It is more than that just 'mind-boggling'
LETTER | I refer to the Malaysiakini article AG’s inconsistency over Jong-nam murder accused mind-boggling.
In lambasting the attorney-general for inconsistency in the Kim Jong-nam murder case, DAP’s legal bureau chairperson Ramkarpal Singh said that the decision to continue with the murder charge against Vietnamese Doan Thi Huong while dropping the one against her Indonesian co-accused Siti Aisyah was “mind-boggling”.
“Mind-boggling” is an understatement.
It was the attorney-general, then a lawyer, who once examined at some length the awesome powers of the Malaysian attorney-general and then gave his two cents on the matter:
“It cannot be believed that it is humanly possible for one person to combine the different qualities of executive partisanship, judicial temperament, advocacy skills and compassion and mercy which are called for in the exercise of (the) diverse and conflicting powers (of the attorney-general).”
Perhaps the attorney-general now believes that it is humanly possible to combine both prosecutorial temperament and compassion and mercy when called for.
How else then can a public prosecutor discontinue a criminal proceeding against an accused yet continue the same against a co-accused, more so when a prima facie has been established against both accused and for whom defence has been called for?
What a prima facie case means would be a tongue twister for laymen.
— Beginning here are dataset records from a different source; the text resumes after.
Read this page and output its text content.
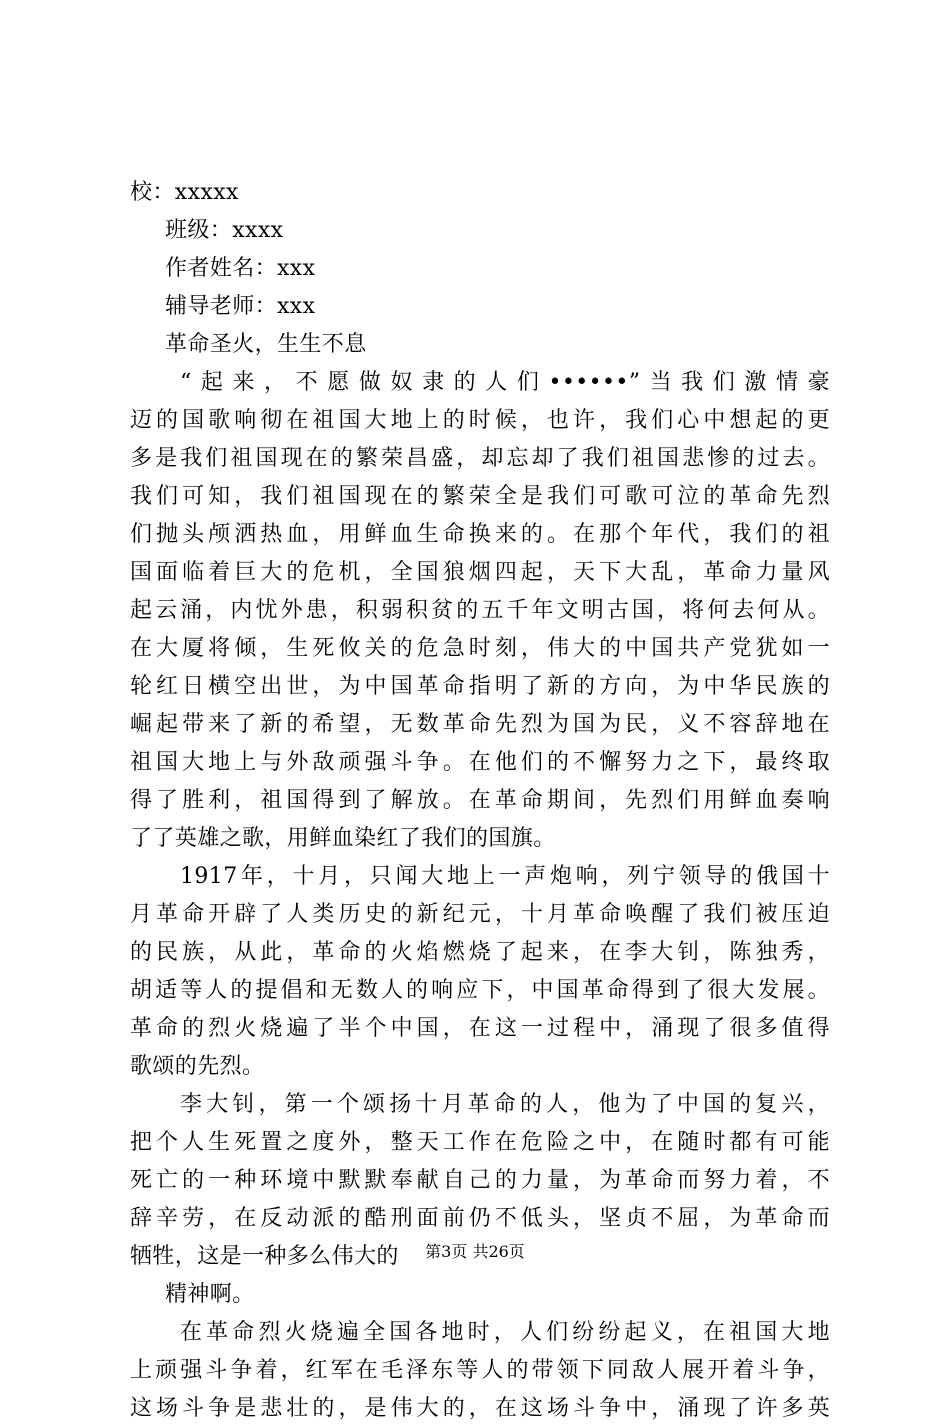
校：xxxxx
班级：xxxx
作者姓名：xxx
辅导老师：xxx
革命圣火，生生不息
“起来，不愿做奴隶的人们••••••”当我们激情豪
迈的国歌响彻在祖国大地上的时候，也许，我们心中想起的更
多是我们祖国现在的繁荣昌盛，却忘却了我们祖国悲惨的过去。
我们可知，我们祖国现在的繁荣全是我们可歌可泣的革命先烈
们抛头颅洒热血，用鲜血生命换来的。在那个年代，我们的祖
国面临着巨大的危机，全国狼烟四起，天下大乱，革命力量风
起云涌，内忧外患，积弱积贫的五千年文明古国，将何去何从。
在大厦将倾，生死攸关的危急时刻，伟大的中国共产党犹如一
轮红日横空出世，为中国革命指明了新的方向，为中华民族的
崛起带来了新的希望，无数革命先烈为国为民，义不容辞地在
祖国大地上与外敌顽强斗争。在他们的不懈努力之下，最终取
得了胜利，祖国得到了解放。在革命期间，先烈们用鲜血奏响
了了英雄之歌，用鲜血染红了我们的国旗。
1917年，十月，只闻大地上一声炮响，列宁领导的俄国十
月革命开辟了人类历史的新纪元，十月革命唤醒了我们被压迫
的民族，从此，革命的火焰燃烧了起来，在李大钊，陈独秀，
胡适等人的提倡和无数人的响应下，中国革命得到了很大发展。
革命的烈火烧遍了半个中国，在这一过程中，涌现了很多值得
歌颂的先烈。
李大钊，第一个颂扬十月革命的人，他为了中国的复兴，
把个人生死置之度外，整天工作在危险之中，在随时都有可能
死亡的一种环境中默默奉献自己的力量，为革命而努力着，不
辞辛劳，在反动派的酷刑面前仍不低头，坚贞不屈，为革命而
牺牲，这是一种多么伟大的
精神啊。
在革命烈火烧遍全国各地时，人们纷纷起义，在祖国大地
上顽强斗争着，红军在毛泽东等人的带领下同敌人展开着斗争，
这场斗争是悲壮的，是伟大的，在这场斗争中，涌现了许多英
第3页 共26页
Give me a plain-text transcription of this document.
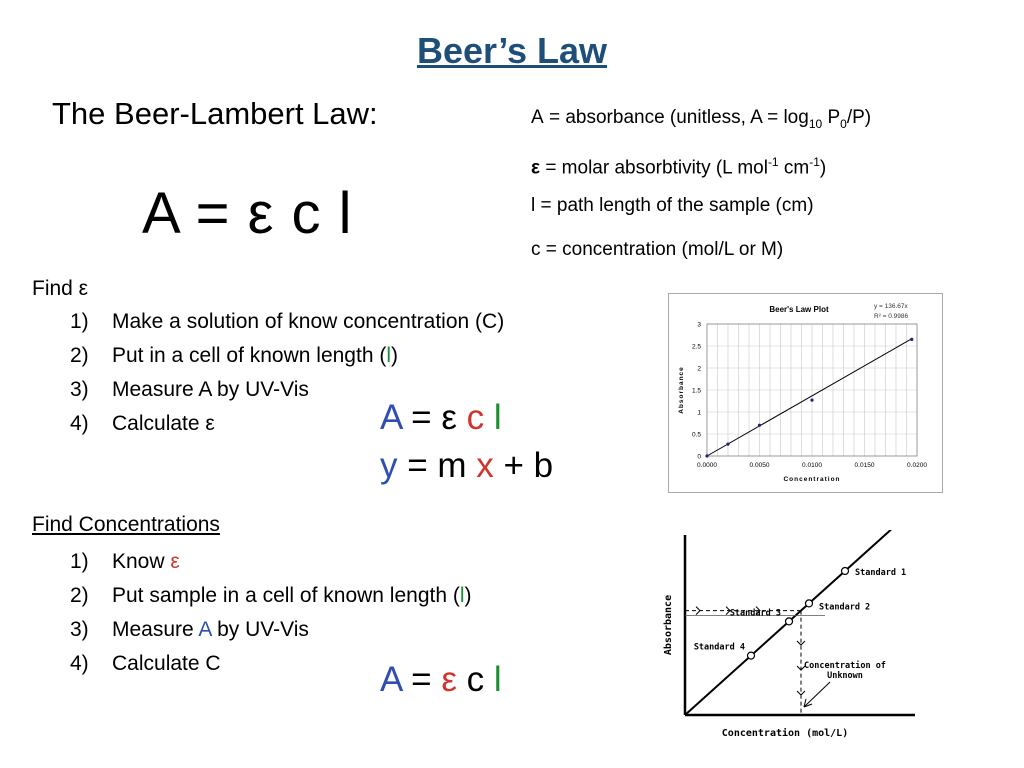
Beer’s Law
The Beer-Lambert Law:	A = absorbance (unitless, $A = \log_{10} P_0/P$)
ε = molar absorbtivity (L mol$^{-1}$ $cm^{-1}$)
l = path length of the sample (cm)
c = concentration (mol/L or M)
A = ε c l
Find ε
1) Make a solution of know concentration (C)
2) Put in a cell of known length (l)
3) Measure A by UV-Vis
4) Calculate ε	A = ε c l
y = m x + b
Beer's Law Plot	y = 136.67x
R² = 0.9986
0
0.5
1
1.5
2
2.5
3
0.0000	0.0050	0.0100	0.0150	0.0200
Concentration
Absorbance
Find Concentrations
1) Know ε
2) Put sample in a cell of known length (l)
3) Measure A by UV-Vis
4) Calculate C	A = ε c l
Standard 1
Standard 2
Standard 3
Standard 4
Concentration of
Unknown
Concentration (mol/L)
Absorbance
But for want of better words, let’s just reproduce what the courts have said what it is.
“A prima facie case is … one that is sufficient for the accused to be called upon to answer. This, in turn, means that the evidence adduced must be such that it can only be overthrown by evidence in rebuttal. The result is that the force of the evidence adduced must be such that, if unrebutted, it is sufficient to induce the court to believe in the existence of the facts stated in the charge or to consider its existence so probable that a prudent man ought to act upon the supposition that those facts exist or did happen.”
While it is true that the attorney-general has the prerogative to discontinue the prosecution against Siti Aisyah and continue the prosecution of Doan Thi Huong, I would agree with Ramkarpal that particularly when a prima facie case has been found against both of them, the decision to discontinue against one and continue against the other is unprecedented and regrettable.
The decision does not speak well for, and does not bring confidence to, the country’s criminal justice system.
The country had so much hope for confidence to return to the justice system, civil or criminal, after May 9, 2018.
The views expressed here are those of the author/contributor and do not necessarily represent the views of Malaysiakini.